Prostaglandin E2-EP4 receptor signalling promotes tumorigenic behaviour of HT-29 human colorectal cancer cells

The predominant product of cyclooxygenase ( COX) activity in the colon, prostaglandin ( PG) E-2 promotes intestinal tumorigenesis. Expression of the PGE(2) receptor EP4 is upregulated during colorectal carcinogenesis. Therefore, we investigated the role of elevated PGE(2)-EP4 receptor signalling in the protumorigenic activity of PGE2 by increasing EP4 receptor expression in HT-29 human colorectal cancer ( CRC) cells ( HT-29-EP4) by stable transfection. Elevated PGE(2)-induced EP4 receptor activity in HT-29 cells increased resistance to spontaneous apoptosis and promoted anchorage-independent growth, but had no effect on proliferation of HT-29-EP4 cells. EP4 receptor activation by PGE(2) in HT-29-EP4 cells also led to development of fluid-filled cysts, which was associated with increased tight junction protein ( occludin and zonula occludens-1) expression. Overexpression of the EP4 receptor in HT-29 cells led to basal EP4 receptor signalling in the absence of exogenous PGE(2), which was explained by autocrine activity of endogenous, COX-2-derived PGE(2) and constitutive, ligand-independent EP4 receptor activity. The predominant signalling pathway mediating antiapoptotic activity downstream of PGE(2)-EP4 receptor activation in HT-29-EP4 cells was elevation of cyclic adenosine monophosphate ( cAMP) levels, which was associated with phosphorylation of cAMP-response element binding protein.

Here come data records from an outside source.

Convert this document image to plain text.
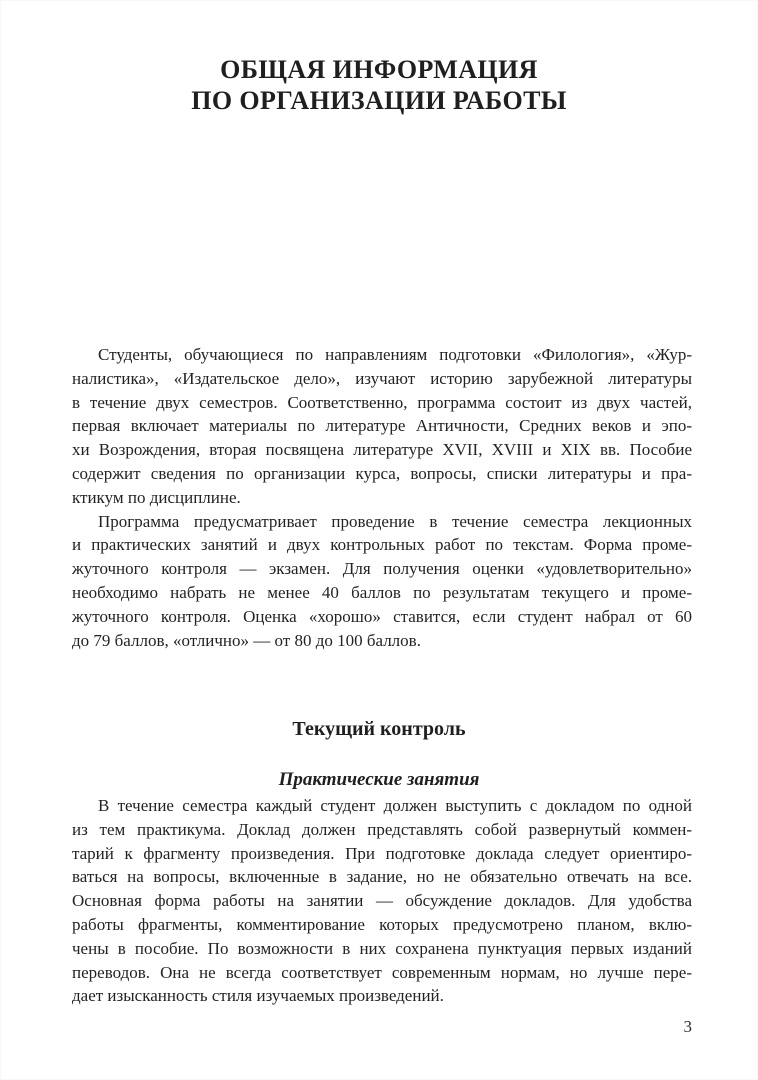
ОБЩАЯ ИНФОРМАЦИЯ
ПО ОРГАНИЗАЦИИ РАБОТЫ
Студенты, обучающиеся по направлениям подготовки «Филология», «Жур-
налистика», «Издательское дело», изучают историю зарубежной литературы
в течение двух семестров. Соответственно, программа состоит из двух частей,
первая включает материалы по литературе Античности, Средних веков и эпо-
хи Возрождения, вторая посвящена литературе XVII, XVIII и XIX вв. Пособие
содержит сведения по организации курса, вопросы, списки литературы и пра-
ктикум по дисциплине.
Программа предусматривает проведение в течение семестра лекционных
и практических занятий и двух контрольных работ по текстам. Форма проме-
жуточного контроля — экзамен. Для получения оценки «удовлетворительно»
необходимо набрать не менее 40 баллов по результатам текущего и проме-
жуточного контроля. Оценка «хорошо» ставится, если студент набрал от 60
до 79 баллов, «отлично» — от 80 до 100 баллов.
Текущий контроль
Практические занятия
В течение семестра каждый студент должен выступить с докладом по одной
из тем практикума. Доклад должен представлять собой развернутый коммен-
тарий к фрагменту произведения. При подготовке доклада следует ориентиро-
ваться на вопросы, включенные в задание, но не обязательно отвечать на все.
Основная форма работы на занятии — обсуждение докладов. Для удобства
работы фрагменты, комментирование которых предусмотрено планом, вклю-
чены в пособие. По возможности в них сохранена пунктуация первых изданий
переводов. Она не всегда соответствует современным нормам, но лучше пере-
дает изысканность стиля изучаемых произведений.
3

EP4 receptor activation led to a small increase in phosphorylated extracellular signal-regulated kinase ( ERK) 2 protein levels but inhibition of ERK phosphorylation did not abrogate the antiapoptotic activity of PGE(2). However, PGE(2)-EP4 receptor signalling did not lead to trans-activation of the epidermal growth factor receptor in HT-29 cells. Inhibition of protumorigenic PGE(2)-EP4 receptor signalling represents a potential strategy for anti-CRC therapy that may avoid the toxicity associated with systemic COX inhibition.